The Company presents interest coverage, fixed charge coverage, and debt service coverage ratios to measure the Company’s ability to meet its obligations.
All three ratios use the same coverage numerator, which is calculated by adding to net income impairment charges, provision for loan losses, transaction costs, interest expense, gross (including interest expense in discontinued operations), depreciation and amortization, share-based compensation expense to management and trustee and costs (gain) associated with loan refinancing or payoff, net; and subtracting interest cost capitalized, straight-line revenue and gain or loss on sale or acquisition of real estate from discontinued operations.
The coverage amount above is a non-GAAP financial measure and should not be considered an alternative to any GAAP liquidity measures. It is most directly comparable to the GAAP liquidity measure, “Net cash provided by operating activities,” and is not directly comparable to the GAAP liquidity measures, “Net cash used in investing activities” and “Net cash provided by financing activities.”
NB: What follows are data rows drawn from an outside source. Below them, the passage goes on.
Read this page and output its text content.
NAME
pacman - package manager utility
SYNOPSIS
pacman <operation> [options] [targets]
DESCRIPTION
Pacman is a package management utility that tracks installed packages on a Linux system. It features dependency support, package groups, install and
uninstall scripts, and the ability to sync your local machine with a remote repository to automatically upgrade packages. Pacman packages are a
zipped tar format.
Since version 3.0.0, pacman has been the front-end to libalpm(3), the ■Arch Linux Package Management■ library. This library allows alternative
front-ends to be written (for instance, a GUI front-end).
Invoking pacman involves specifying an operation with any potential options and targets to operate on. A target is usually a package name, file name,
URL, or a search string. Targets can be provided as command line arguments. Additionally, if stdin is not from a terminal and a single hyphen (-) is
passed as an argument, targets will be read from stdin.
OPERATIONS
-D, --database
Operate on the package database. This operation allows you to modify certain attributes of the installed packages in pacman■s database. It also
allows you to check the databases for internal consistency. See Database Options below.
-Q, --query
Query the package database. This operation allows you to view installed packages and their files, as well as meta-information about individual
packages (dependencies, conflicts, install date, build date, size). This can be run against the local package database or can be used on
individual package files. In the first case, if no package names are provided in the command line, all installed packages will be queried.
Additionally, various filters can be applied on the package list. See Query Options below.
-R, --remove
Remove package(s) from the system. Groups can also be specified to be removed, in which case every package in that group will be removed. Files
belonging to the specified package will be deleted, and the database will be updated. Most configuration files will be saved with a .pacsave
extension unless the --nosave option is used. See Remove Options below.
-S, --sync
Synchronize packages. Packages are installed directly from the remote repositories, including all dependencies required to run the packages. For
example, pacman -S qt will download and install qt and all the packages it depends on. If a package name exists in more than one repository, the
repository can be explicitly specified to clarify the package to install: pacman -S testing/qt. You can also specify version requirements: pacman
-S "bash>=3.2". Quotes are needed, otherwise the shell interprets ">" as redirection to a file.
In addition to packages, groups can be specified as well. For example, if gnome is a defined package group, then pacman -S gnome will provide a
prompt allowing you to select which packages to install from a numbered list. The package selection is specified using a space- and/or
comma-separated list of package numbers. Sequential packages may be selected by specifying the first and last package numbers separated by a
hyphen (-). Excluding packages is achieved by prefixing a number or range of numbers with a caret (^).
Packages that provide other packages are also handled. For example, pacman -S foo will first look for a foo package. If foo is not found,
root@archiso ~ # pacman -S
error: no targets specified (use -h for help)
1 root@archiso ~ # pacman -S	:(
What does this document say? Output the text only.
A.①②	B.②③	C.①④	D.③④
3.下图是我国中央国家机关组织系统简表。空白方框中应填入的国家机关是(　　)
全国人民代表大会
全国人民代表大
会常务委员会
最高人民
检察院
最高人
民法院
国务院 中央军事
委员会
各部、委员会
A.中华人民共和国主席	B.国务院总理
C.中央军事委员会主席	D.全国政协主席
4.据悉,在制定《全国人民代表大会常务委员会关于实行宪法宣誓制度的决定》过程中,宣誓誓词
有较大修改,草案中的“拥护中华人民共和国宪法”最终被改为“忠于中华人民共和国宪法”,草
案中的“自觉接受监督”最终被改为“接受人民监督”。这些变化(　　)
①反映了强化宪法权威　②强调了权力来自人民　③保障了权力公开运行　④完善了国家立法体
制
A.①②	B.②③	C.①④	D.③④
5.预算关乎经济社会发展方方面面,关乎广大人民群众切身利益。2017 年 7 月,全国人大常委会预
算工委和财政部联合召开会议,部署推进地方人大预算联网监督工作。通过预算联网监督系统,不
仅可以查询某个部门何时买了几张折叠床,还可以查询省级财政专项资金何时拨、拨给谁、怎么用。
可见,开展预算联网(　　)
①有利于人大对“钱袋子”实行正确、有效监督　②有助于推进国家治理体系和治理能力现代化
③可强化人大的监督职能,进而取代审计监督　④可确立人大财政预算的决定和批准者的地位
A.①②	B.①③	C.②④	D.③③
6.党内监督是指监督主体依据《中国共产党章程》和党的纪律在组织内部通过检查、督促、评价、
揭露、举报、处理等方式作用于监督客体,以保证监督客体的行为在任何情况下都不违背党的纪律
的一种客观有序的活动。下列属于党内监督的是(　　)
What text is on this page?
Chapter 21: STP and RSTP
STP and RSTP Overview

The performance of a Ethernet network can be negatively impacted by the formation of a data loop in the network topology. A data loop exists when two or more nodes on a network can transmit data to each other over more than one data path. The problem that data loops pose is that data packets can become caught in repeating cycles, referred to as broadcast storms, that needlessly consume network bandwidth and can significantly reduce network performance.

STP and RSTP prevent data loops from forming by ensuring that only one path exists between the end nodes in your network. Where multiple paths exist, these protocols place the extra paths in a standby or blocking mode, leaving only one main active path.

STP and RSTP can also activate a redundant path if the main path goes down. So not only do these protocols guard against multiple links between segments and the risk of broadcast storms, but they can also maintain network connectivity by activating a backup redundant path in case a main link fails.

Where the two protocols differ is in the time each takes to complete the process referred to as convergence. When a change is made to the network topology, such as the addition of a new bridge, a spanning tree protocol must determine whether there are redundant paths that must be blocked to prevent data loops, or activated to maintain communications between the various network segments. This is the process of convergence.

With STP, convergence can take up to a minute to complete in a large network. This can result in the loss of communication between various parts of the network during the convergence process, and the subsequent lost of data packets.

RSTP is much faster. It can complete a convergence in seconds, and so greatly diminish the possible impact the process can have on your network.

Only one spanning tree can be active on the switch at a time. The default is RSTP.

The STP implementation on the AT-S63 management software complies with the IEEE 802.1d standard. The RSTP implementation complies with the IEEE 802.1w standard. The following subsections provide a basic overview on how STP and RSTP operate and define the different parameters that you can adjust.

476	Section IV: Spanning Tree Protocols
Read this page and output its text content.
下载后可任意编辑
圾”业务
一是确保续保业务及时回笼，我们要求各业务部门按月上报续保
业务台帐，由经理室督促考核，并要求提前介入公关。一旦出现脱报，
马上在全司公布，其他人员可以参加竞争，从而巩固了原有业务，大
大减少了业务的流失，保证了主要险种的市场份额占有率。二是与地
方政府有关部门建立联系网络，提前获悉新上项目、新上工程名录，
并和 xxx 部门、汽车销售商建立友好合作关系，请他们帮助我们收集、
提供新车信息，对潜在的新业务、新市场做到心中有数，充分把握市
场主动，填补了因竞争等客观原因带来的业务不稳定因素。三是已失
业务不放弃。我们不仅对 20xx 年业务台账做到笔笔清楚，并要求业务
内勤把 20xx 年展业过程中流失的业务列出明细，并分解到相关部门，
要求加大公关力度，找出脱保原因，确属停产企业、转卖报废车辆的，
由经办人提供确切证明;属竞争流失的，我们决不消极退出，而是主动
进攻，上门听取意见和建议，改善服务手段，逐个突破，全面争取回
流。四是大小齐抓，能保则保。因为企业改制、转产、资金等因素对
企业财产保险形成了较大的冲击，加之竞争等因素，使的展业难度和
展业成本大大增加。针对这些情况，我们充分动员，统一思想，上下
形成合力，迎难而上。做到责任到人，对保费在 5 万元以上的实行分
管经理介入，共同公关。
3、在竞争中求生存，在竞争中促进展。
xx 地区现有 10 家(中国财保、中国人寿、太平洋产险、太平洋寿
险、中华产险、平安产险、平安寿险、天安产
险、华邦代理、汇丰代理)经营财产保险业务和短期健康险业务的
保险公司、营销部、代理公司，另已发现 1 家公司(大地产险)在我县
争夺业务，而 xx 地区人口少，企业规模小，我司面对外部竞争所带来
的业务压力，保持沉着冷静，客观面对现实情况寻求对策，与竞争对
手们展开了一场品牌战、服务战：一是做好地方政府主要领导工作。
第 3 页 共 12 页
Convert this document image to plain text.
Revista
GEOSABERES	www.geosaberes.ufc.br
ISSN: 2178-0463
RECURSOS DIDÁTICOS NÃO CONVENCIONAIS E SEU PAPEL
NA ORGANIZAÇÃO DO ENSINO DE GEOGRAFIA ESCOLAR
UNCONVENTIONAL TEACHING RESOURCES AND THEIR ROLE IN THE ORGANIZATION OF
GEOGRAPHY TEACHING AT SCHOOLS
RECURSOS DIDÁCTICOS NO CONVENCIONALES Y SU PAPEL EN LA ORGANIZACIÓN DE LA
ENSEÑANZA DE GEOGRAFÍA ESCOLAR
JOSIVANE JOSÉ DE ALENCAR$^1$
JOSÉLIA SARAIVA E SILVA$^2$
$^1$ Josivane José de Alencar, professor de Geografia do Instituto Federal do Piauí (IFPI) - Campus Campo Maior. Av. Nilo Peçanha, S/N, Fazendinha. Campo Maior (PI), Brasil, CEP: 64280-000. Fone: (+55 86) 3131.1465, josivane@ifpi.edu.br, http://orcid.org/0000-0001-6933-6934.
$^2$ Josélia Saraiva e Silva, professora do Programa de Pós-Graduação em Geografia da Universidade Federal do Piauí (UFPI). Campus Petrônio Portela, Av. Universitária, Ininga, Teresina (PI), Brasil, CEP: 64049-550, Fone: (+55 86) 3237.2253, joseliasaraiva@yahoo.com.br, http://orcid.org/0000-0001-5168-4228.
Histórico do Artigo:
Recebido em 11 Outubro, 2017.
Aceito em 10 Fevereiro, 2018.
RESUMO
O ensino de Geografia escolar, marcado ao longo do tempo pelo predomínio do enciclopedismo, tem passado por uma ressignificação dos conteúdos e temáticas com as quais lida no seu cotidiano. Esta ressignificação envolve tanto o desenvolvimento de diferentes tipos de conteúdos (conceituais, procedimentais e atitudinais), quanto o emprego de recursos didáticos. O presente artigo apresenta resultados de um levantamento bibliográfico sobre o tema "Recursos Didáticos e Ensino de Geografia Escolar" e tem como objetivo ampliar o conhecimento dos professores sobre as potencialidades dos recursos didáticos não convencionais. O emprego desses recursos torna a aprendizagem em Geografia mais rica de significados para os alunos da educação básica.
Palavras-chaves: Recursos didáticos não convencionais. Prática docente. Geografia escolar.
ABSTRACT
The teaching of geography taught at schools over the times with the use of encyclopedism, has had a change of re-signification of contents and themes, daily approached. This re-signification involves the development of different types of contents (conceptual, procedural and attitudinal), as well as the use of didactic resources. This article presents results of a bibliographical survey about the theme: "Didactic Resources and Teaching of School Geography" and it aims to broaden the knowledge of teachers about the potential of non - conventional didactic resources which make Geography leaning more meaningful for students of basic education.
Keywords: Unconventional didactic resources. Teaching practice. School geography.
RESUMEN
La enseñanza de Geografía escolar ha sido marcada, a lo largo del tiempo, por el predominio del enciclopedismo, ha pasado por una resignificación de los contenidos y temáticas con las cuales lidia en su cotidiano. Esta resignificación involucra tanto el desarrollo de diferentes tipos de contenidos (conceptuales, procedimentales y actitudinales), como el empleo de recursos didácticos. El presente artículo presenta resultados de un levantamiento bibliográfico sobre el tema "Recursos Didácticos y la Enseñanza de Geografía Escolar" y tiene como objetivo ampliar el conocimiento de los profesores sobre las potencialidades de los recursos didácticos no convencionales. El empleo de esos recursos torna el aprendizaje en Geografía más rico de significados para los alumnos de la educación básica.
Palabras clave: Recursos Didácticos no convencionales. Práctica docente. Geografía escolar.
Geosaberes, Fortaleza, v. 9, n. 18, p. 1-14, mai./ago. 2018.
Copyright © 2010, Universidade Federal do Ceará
To calculate the interest coverage ratio, we divide coverage by interest expense, gross. Interest expense, gross, is calculated by adding interest income and interest cost capitalized to interest expense, net. We consider the interest coverage ratio to be an appropriate supplemental measure of a company’s ability to meet its interest expense obligations and management believes it is useful to investors in this regard. Our calculation of the interest coverage ratio may be different from the calculation used by other companies, and therefore, comparability may be limited. This information should not be considered as an alternative to any GAAP liquidity measures.
To calculate the fixed charge coverage ratio, we divide coverage by fixed charges. Fixed charges is calculated by adding interest income and interest cost capitalized, as well as preferred share dividends, to interest expense, net. We consider the fixed charge coverage ratio to be an appropriate supplemental measure of a company’s ability to meet its interest and preferred share dividend payment obligations and management believes it is useful to investors in this regard. Our calculation of the fixed charge coverage ratio may be different from the calculation used by other companies, and therefore, comparability may be limited. This information should not be considered as an alternative to any GAAP liquidity measures.
To calculate the debt service coverage ratio, we divide coverage by debt service. Debt service is calculated by adding interest income and interest cost capitalized, as well as recurring principal payments, to interest expense, net. We consider the debt service coverage ratio to be an appropriate supplemental measure of a company’s ability to meet debt service payment obligations and management believes it is useful to investors in this regard. Our calculation of the debt service coverage ratio may be different from the calculation used by other companies, and therefore, comparability may be limited. This information should not be considered as an alternative to any GAAP liquidity measures.